Autopsy studies have revealed low levels of HTLV-I in the spinal cord of HAM/TSP patients, indicating that direct cytoly-sis by virus infection is probably not the cause of the myelopa-thy.15 The pathogenesis is generally thought to be, at the very least, associated with infiltration of the spinal cord by CD8+ T cells, as well as possibly with antibodies against the viral protein tax.16,17 In one series of studies, these antibodies were linked to molecular mimicry of a neuronal protein.17
Treatment
Because of the lack of evidence that direct viral infection mediates HAM, most therapeutic trials have been directed toward reduction of the immune attack on the CNS. To date, there is no established therapy for HAM/TSP, but some patients show improved neurologic function when treated with interferon alfa (IFN-a).18
Transmissible Spongiform Encephalopathies
The spongiform encephalopathies, a group of neurologic disorders of humans and other mammals, are characterized by (1) subacute, progressive deterioration of neurologic function involving several regions of the neuraxis (cognitive and motor dysfunction are most common, although other systems may also be involved); (2) spongiform neuropathologic changes in the affected areas of the CNS; (3) experimental transmissibility to either the same or a related species, with long incubation periods, typically many months or years; and (4) no evidence of conventional transmissible agents such as viruses.
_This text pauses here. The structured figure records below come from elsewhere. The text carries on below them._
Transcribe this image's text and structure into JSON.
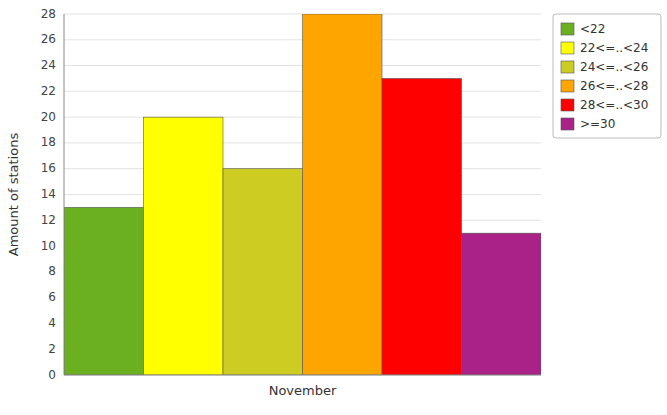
{
  "chart_data": {
    "type": "bar",
    "categories": [
      "November"
    ],
    "series": [
      {
        "name": "<22",
        "color": "#6ab020",
        "values": [
          13
        ]
      },
      {
        "name": "22<=..<24",
        "color": "#ffff00",
        "values": [
          20
        ]
      },
      {
        "name": "24<=..<26",
        "color": "#cccc22",
        "values": [
          16
        ]
      },
      {
        "name": "26<=..<28",
        "color": "#ffa500",
        "values": [
          28
        ]
      },
      {
        "name": "28<=..<30",
        "color": "#ff0000",
        "values": [
          23
        ]
      },
      {
        "name": ">=30",
        "color": "#aa2288",
        "values": [
          11
        ]
      }
    ],
    "ylabel": "Amount of stations",
    "ylim": [
      0,
      28
    ],
    "yticks": [
      0,
      2,
      4,
      6,
      8,
      10,
      12,
      14,
      16,
      18,
      20,
      22,
      24,
      26,
      28
    ],
    "grid": true,
    "legend": "upper right"
  }
}
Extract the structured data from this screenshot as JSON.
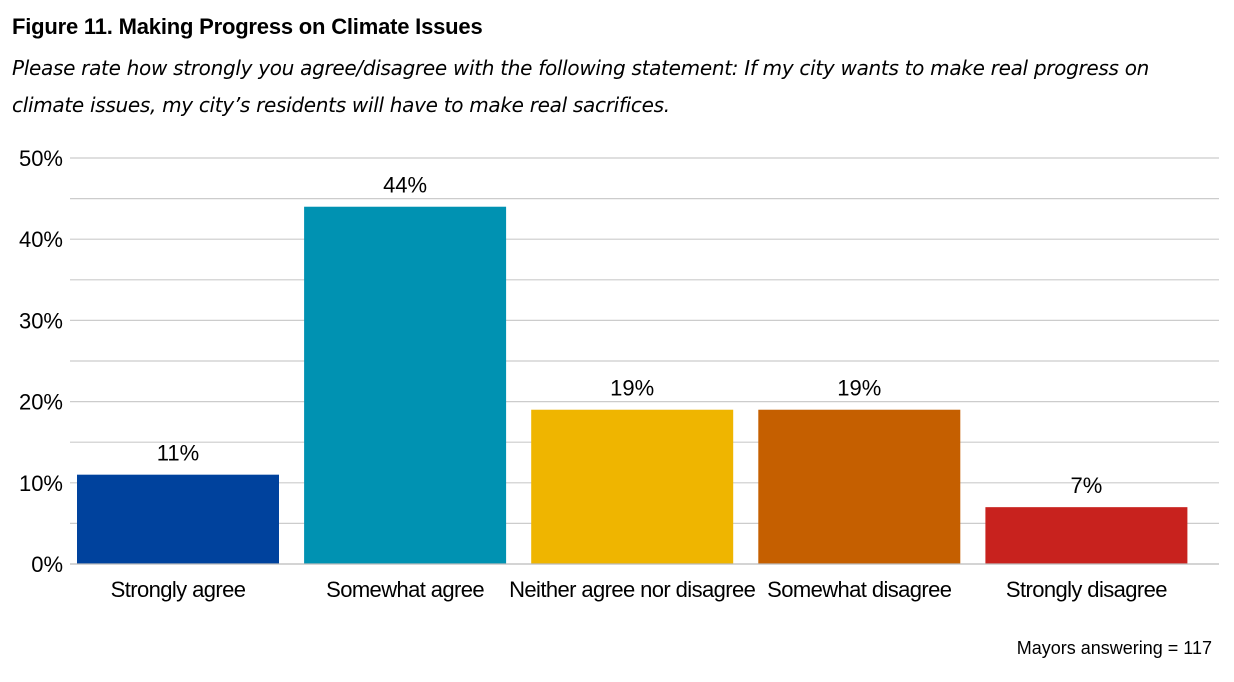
{
  "figure": {
    "title": "Figure 11. Making Progress on Climate Issues",
    "subtitle": "Please rate how strongly you agree/disagree with the following statement: If my city wants to make real progress on climate issues, my city’s residents will have to make real sacrifices.",
    "footnote": "Mayors answering = 117"
  },
  "chart_data": {
    "type": "bar",
    "title": "Figure 11. Making Progress on Climate Issues",
    "subtitle": "Please rate how strongly you agree/disagree with the following statement: If my city wants to make real progress on climate issues, my city’s residents will have to make real sacrifices.",
    "categories": [
      "Strongly agree",
      "Somewhat agree",
      "Neither agree nor disagree",
      "Somewhat disagree",
      "Strongly disagree"
    ],
    "values": [
      11,
      44,
      19,
      19,
      7
    ],
    "value_labels": [
      "11%",
      "44%",
      "19%",
      "19%",
      "7%"
    ],
    "colors": [
      "#00429d",
      "#0092b2",
      "#efb500",
      "#c55f00",
      "#c8221e"
    ],
    "ylim": [
      0,
      50
    ],
    "yticks": [
      0,
      10,
      20,
      30,
      40,
      50
    ],
    "ytick_labels": [
      "0%",
      "10%",
      "20%",
      "30%",
      "40%",
      "50%"
    ],
    "xlabel": "",
    "ylabel": "",
    "grid": true,
    "legend": "none",
    "gridline_color": "#cccccc"
  }
}
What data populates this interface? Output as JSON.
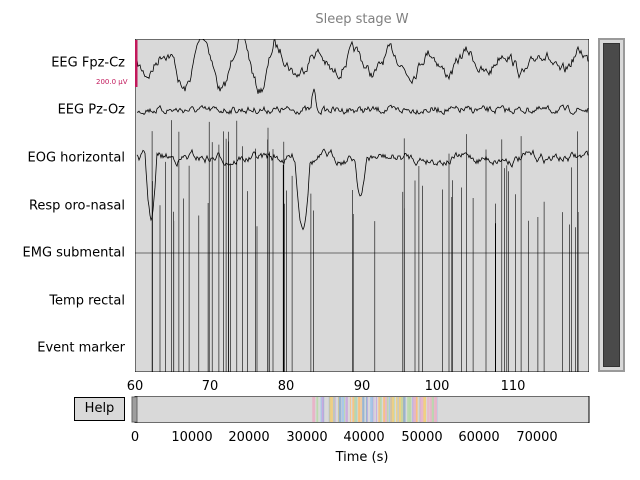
{
  "plot": {
    "title": "Sleep stage W",
    "scale_label": "200.0 µV",
    "channels": [
      {
        "name": "EEG Fpz-Cz"
      },
      {
        "name": "EEG Pz-Oz"
      },
      {
        "name": "EOG horizontal"
      },
      {
        "name": "Resp oro-nasal"
      },
      {
        "name": "EMG submental"
      },
      {
        "name": "Temp rectal"
      },
      {
        "name": "Event marker"
      }
    ],
    "x_ticks": [
      "60",
      "70",
      "80",
      "90",
      "100",
      "110"
    ],
    "x_range": [
      60,
      120
    ],
    "trace_color": "#000000",
    "background_color": "#d9d9d9",
    "scale_color": "#c2185b"
  },
  "overview": {
    "ticks": [
      "0",
      "10000",
      "20000",
      "30000",
      "40000",
      "50000",
      "60000",
      "70000"
    ],
    "xlabel": "Time (s)",
    "x_range": [
      0,
      79000
    ]
  },
  "help": {
    "label": "Help"
  }
}
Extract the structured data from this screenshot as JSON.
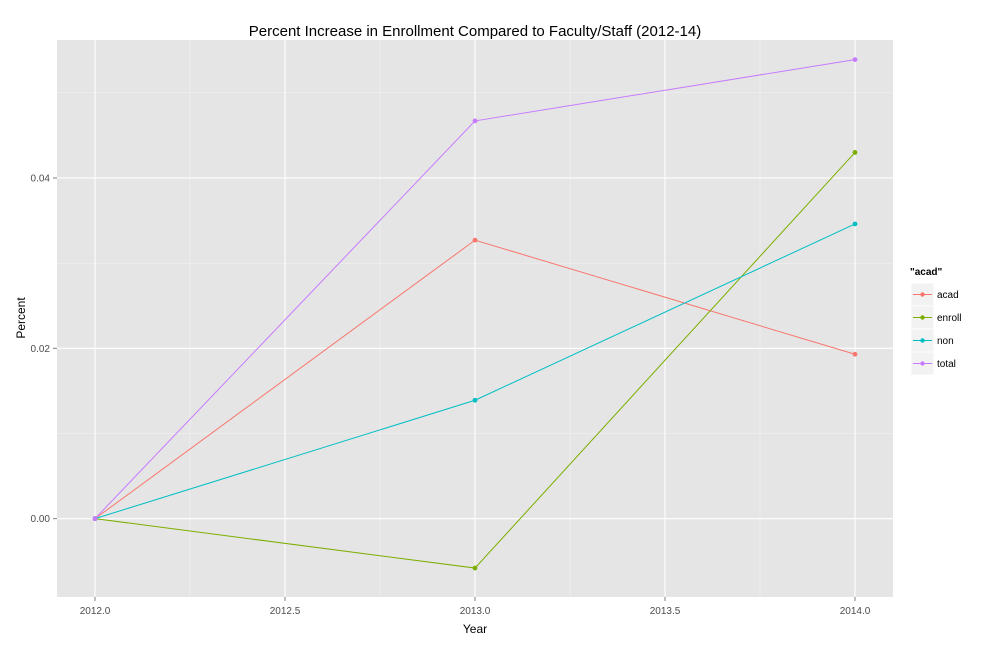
{
  "chart_data": {
    "type": "line",
    "title": "Percent Increase in Enrollment Compared to Faculty/Staff (2012-14)",
    "xlabel": "Year",
    "ylabel": "Percent",
    "x": [
      2012,
      2013,
      2014
    ],
    "xlim": [
      2011.9,
      2014.1
    ],
    "ylim": [
      -0.0092,
      0.0562
    ],
    "xticks": [
      2012.0,
      2012.5,
      2013.0,
      2013.5,
      2014.0
    ],
    "xtick_labels": [
      "2012.0",
      "2012.5",
      "2013.0",
      "2013.5",
      "2014.0"
    ],
    "yticks": [
      0.0,
      0.02,
      0.04
    ],
    "ytick_labels": [
      "0.00",
      "0.02",
      "0.04"
    ],
    "grid": true,
    "legend": {
      "title": "\"acad\"",
      "position": "right"
    },
    "series": [
      {
        "name": "acad",
        "color": "#F8766D",
        "values": [
          0.0,
          0.0327,
          0.0193
        ]
      },
      {
        "name": "enroll",
        "color": "#7CAE00",
        "values": [
          0.0,
          -0.0058,
          0.043
        ]
      },
      {
        "name": "non",
        "color": "#00BFC4",
        "values": [
          0.0,
          0.0139,
          0.0346
        ]
      },
      {
        "name": "total",
        "color": "#C77CFF",
        "values": [
          0.0,
          0.0467,
          0.0539
        ]
      }
    ]
  }
}
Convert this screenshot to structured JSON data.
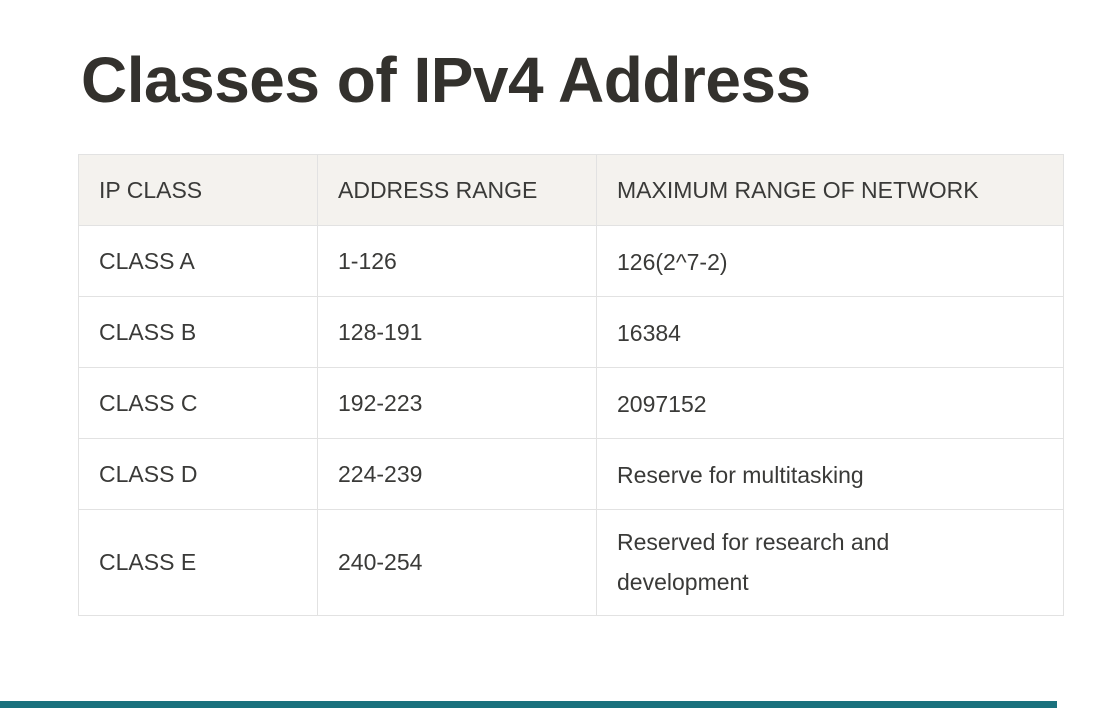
{
  "page": {
    "title": "Classes of IPv4 Address"
  },
  "table": {
    "headers": [
      "IP CLASS",
      "ADDRESS RANGE",
      "MAXIMUM RANGE OF NETWORK"
    ],
    "rows": [
      [
        "CLASS A",
        "1-126",
        "126(2^7-2)"
      ],
      [
        "CLASS B",
        "128-191",
        "16384"
      ],
      [
        "CLASS C",
        "192-223",
        "2097152"
      ],
      [
        "CLASS D",
        "224-239",
        "Reserve for multitasking"
      ],
      [
        "CLASS E",
        "240-254",
        "Reserved for research and development"
      ]
    ]
  },
  "colors": {
    "heading_text": "#33312d",
    "body_text": "#3a3a38",
    "table_header_bg": "#f4f2ee",
    "table_border": "#e2e2e2",
    "page_bg": "#ffffff",
    "bottom_bar": "#1a717d"
  }
}
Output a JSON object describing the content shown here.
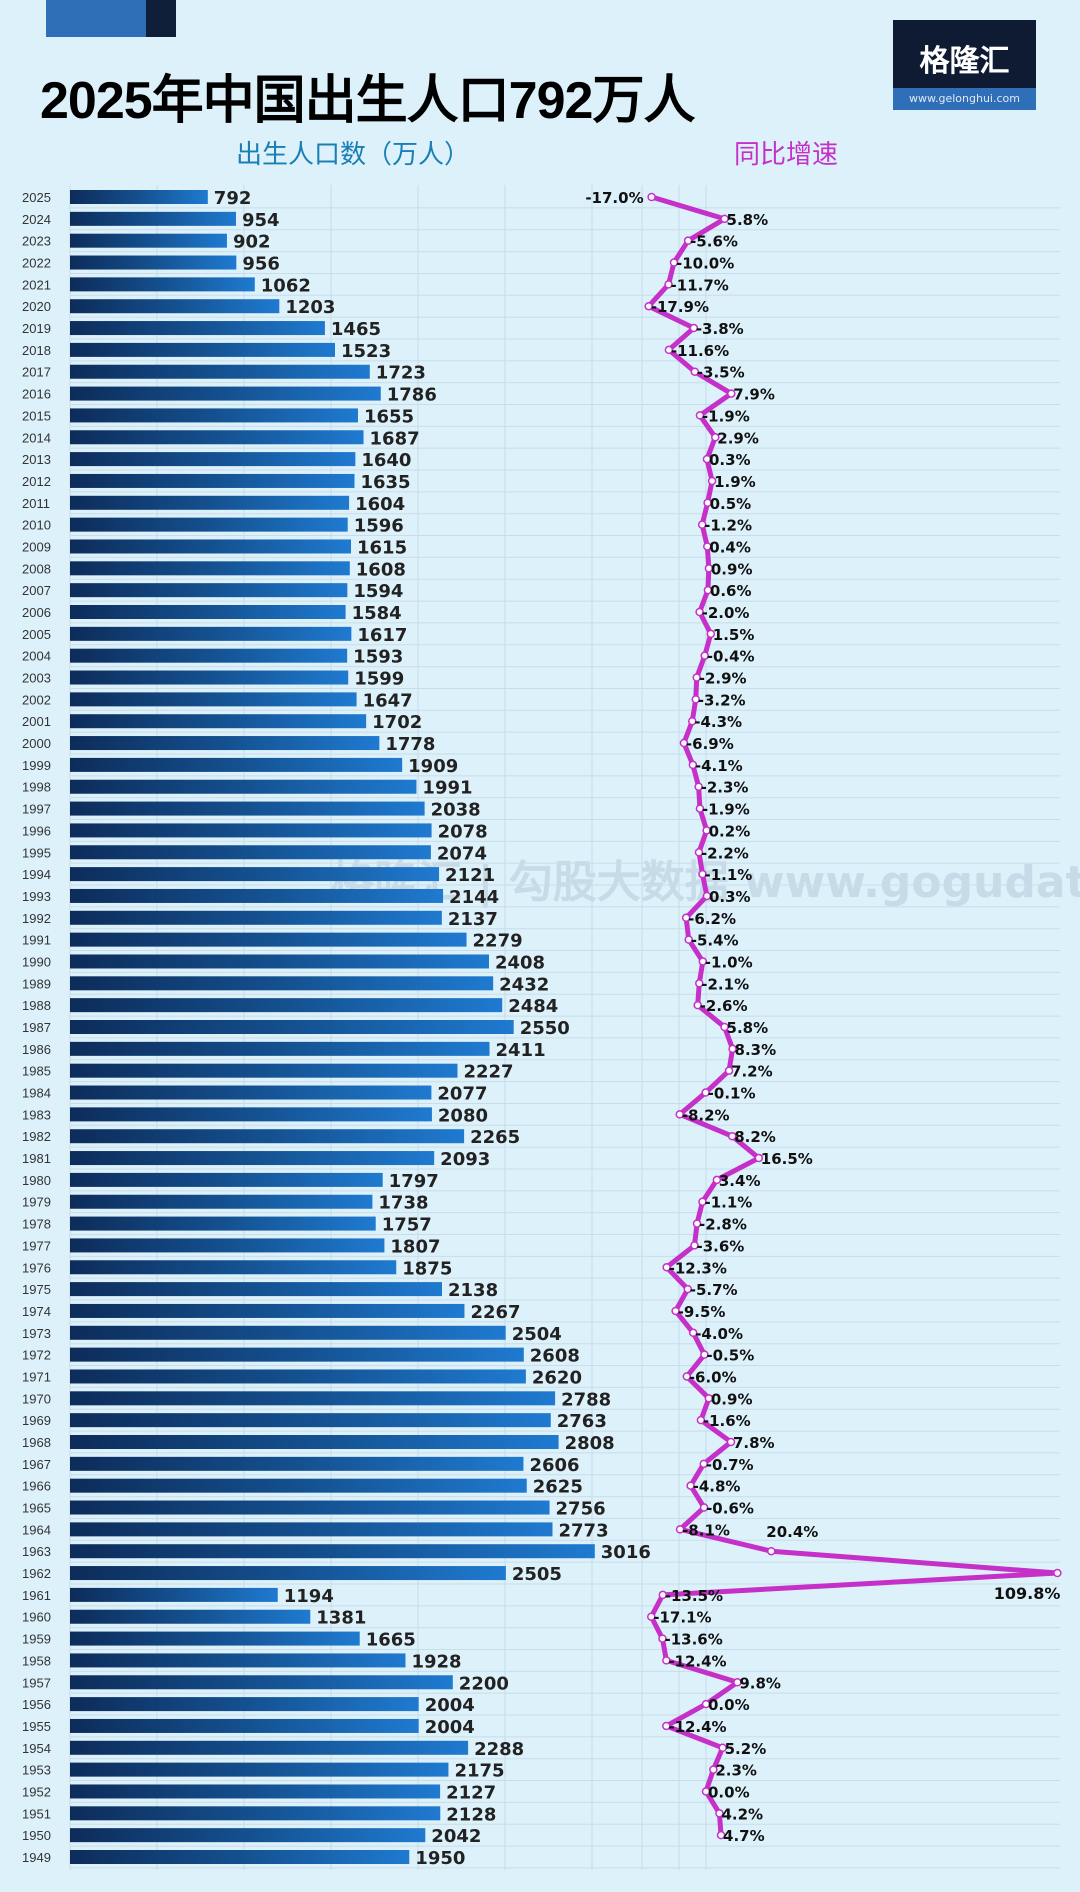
{
  "header": {
    "title": "2025年中国出生人口792万人",
    "logo_text": "格隆汇",
    "logo_url": "www.gelonghui.com"
  },
  "watermark": "格隆汇 | 勾股大数据 www.gogudata.com",
  "colors": {
    "background": "#ddf1fb",
    "bar": "#1a6fc4",
    "line": "#c430c8"
  },
  "chart_data": {
    "type": "bar+line",
    "title": "2025年中国出生人口792万人",
    "orientation": "horizontal",
    "categories": [
      "2025",
      "2024",
      "2023",
      "2022",
      "2021",
      "2020",
      "2019",
      "2018",
      "2017",
      "2016",
      "2015",
      "2014",
      "2013",
      "2012",
      "2011",
      "2010",
      "2009",
      "2008",
      "2007",
      "2006",
      "2005",
      "2004",
      "2003",
      "2002",
      "2001",
      "2000",
      "1999",
      "1998",
      "1997",
      "1996",
      "1995",
      "1994",
      "1993",
      "1992",
      "1991",
      "1990",
      "1989",
      "1988",
      "1987",
      "1986",
      "1985",
      "1984",
      "1983",
      "1982",
      "1981",
      "1980",
      "1979",
      "1978",
      "1977",
      "1976",
      "1975",
      "1974",
      "1973",
      "1972",
      "1971",
      "1970",
      "1969",
      "1968",
      "1967",
      "1966",
      "1965",
      "1964",
      "1963",
      "1962",
      "1961",
      "1960",
      "1959",
      "1958",
      "1957",
      "1956",
      "1955",
      "1954",
      "1953",
      "1952",
      "1951",
      "1950",
      "1949"
    ],
    "series": [
      {
        "name": "出生人口数（万人）",
        "type": "bar",
        "values": [
          792,
          954,
          902,
          956,
          1062,
          1203,
          1465,
          1523,
          1723,
          1786,
          1655,
          1687,
          1640,
          1635,
          1604,
          1596,
          1615,
          1608,
          1594,
          1584,
          1617,
          1593,
          1599,
          1647,
          1702,
          1778,
          1909,
          1991,
          2038,
          2078,
          2074,
          2121,
          2144,
          2137,
          2279,
          2408,
          2432,
          2484,
          2550,
          2411,
          2227,
          2077,
          2080,
          2265,
          2093,
          1797,
          1738,
          1757,
          1807,
          1875,
          2138,
          2267,
          2504,
          2608,
          2620,
          2788,
          2763,
          2808,
          2606,
          2625,
          2756,
          2773,
          3016,
          2505,
          1194,
          1381,
          1665,
          1928,
          2200,
          2004,
          2004,
          2288,
          2175,
          2127,
          2128,
          2042,
          1950
        ]
      },
      {
        "name": "同比增速",
        "type": "line",
        "unit": "%",
        "values": [
          -17.0,
          5.8,
          -5.6,
          -10.0,
          -11.7,
          -17.9,
          -3.8,
          -11.6,
          -3.5,
          7.9,
          -1.9,
          2.9,
          0.3,
          1.9,
          0.5,
          -1.2,
          0.4,
          0.9,
          0.6,
          -2.0,
          1.5,
          -0.4,
          -2.9,
          -3.2,
          -4.3,
          -6.9,
          -4.1,
          -2.3,
          -1.9,
          0.2,
          -2.2,
          -1.1,
          0.3,
          -6.2,
          -5.4,
          -1.0,
          -2.1,
          -2.6,
          5.8,
          8.3,
          7.2,
          -0.1,
          -8.2,
          8.2,
          16.5,
          3.4,
          -1.1,
          -2.8,
          -3.6,
          -12.3,
          -5.7,
          -9.5,
          -4.0,
          -0.5,
          -6.0,
          0.9,
          -1.6,
          7.8,
          -0.7,
          -4.8,
          -0.6,
          -8.1,
          20.4,
          109.8,
          -13.5,
          -17.1,
          -13.6,
          -12.4,
          9.8,
          0.0,
          -12.4,
          5.2,
          2.3,
          0.0,
          4.2,
          4.7,
          null
        ]
      }
    ],
    "grid": true
  }
}
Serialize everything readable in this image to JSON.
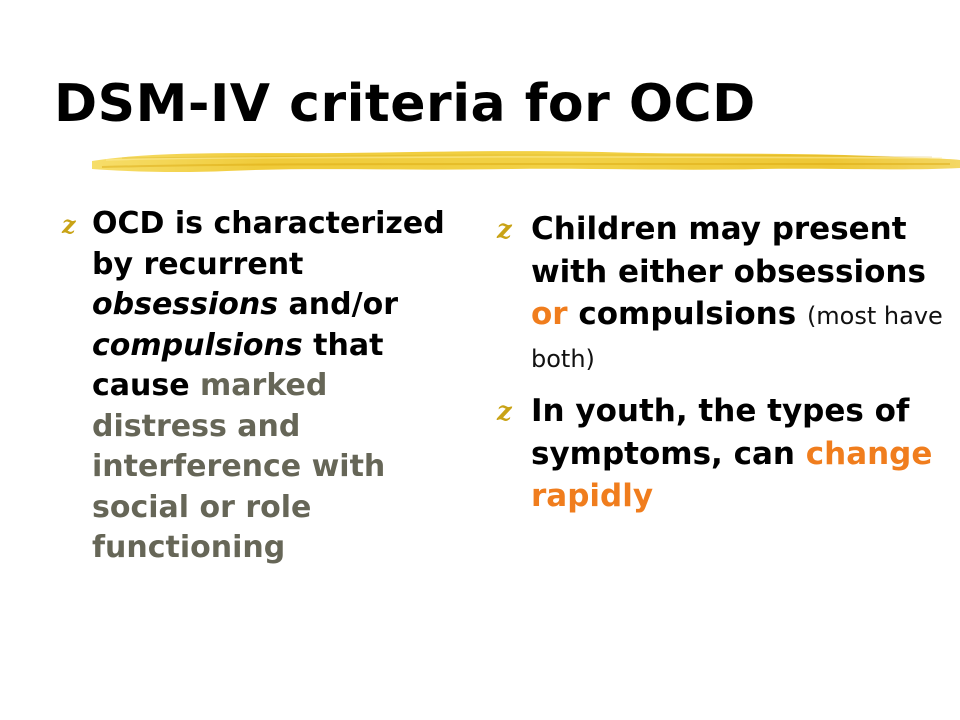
{
  "slide": {
    "title": "DSM-IV criteria for OCD"
  },
  "left_column": {
    "bullet_symbol": "z",
    "text_parts": {
      "part_1": "OCD is characterized by recurrent ",
      "part_2": "obsessions",
      "part_3": " and/or ",
      "part_4": "compulsions",
      "part_5": " that cause ",
      "part_6": "marked distress and interference with social or role functioning"
    }
  },
  "right_column": {
    "bullet_1": {
      "symbol": "z",
      "part_1": "Children may present with either obsessions ",
      "part_2": "or",
      "part_3": " compulsions ",
      "part_4": "(most have both)"
    },
    "bullet_2": {
      "symbol": "z",
      "part_1": "In youth, the types of symptoms, can ",
      "part_2": "change rapidly"
    }
  },
  "colors": {
    "background": "#ffffff",
    "text": "#000000",
    "muted_text": "#666657",
    "highlight_orange": "#f07d1d",
    "bullet_gold": "#c9a316",
    "stroke_gold": "#f2cf36"
  },
  "decorations": {
    "accent_stroke": "highlighter-stroke",
    "bullet_icon": "z-bullet-icon"
  }
}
Figure 3 Propagation of scrapie PrP in neurons of the brain apparently occurs via a domino effect on an internal membrane. A favored hypothesis holds that the process begins (a) when one molecule of scrapie (red) contacts a normal PrP molecule (brown) and (b) induces it to refold into the scrapie conformation. Then, the scrapie particles attack other normal PrP molecules (c). Those molecules, in turn, attack other normal molecules and so on (broken arrow) until scrapie PrP accumulation reaches dangerous levels (d).
In humans, the spongiform encephalopathies include both sporadic and genetic forms of CJD, Gerstmann-Straussler syndrome (GSS), kuru disease (a spongiform encephalopathy associated with ritual endocannibalism of the Fore tribe in the remote highlands of New Guinea), and familial fatal insomnia (FFI), as well as others. Parallel diseases in other species are sheep scrapie, transmissible mink encephalopathy, and chronic wasting disease in deer and elk in the United States.19,20 Spongiform diseases have been experimentally transmitted to mice and hamsters from sheep tissues, to monkeys and chimpanzees from human tissues, and accidentally to dairy cows (bovine spongiform enceph-alopathy [BSE], or mad-cow disease) perhaps by dietary supplementation with processed organs from infected sheep. Although there are species barriers to infection, the spongiform diseases are generally considered to be caused by similar processes.
CJD and scrapie had been described for many years when transmission of the human form of the disease was first accomplished by intracerebral inoculation of primates with CNS tissues from patients dying of kuru.19,21 Kuru disappeared with the cessation of cannibalistic practices, and human-to-human transmission of CJD and other spongiform encephalopathies is now limited to rare cases of accidental transplantation of an organ from a diseased person and parenteral exposure to CJD tissues through contaminated instruments; in new-variant CJD (nvCJD), transmission may be possible by blood transfusion (see below).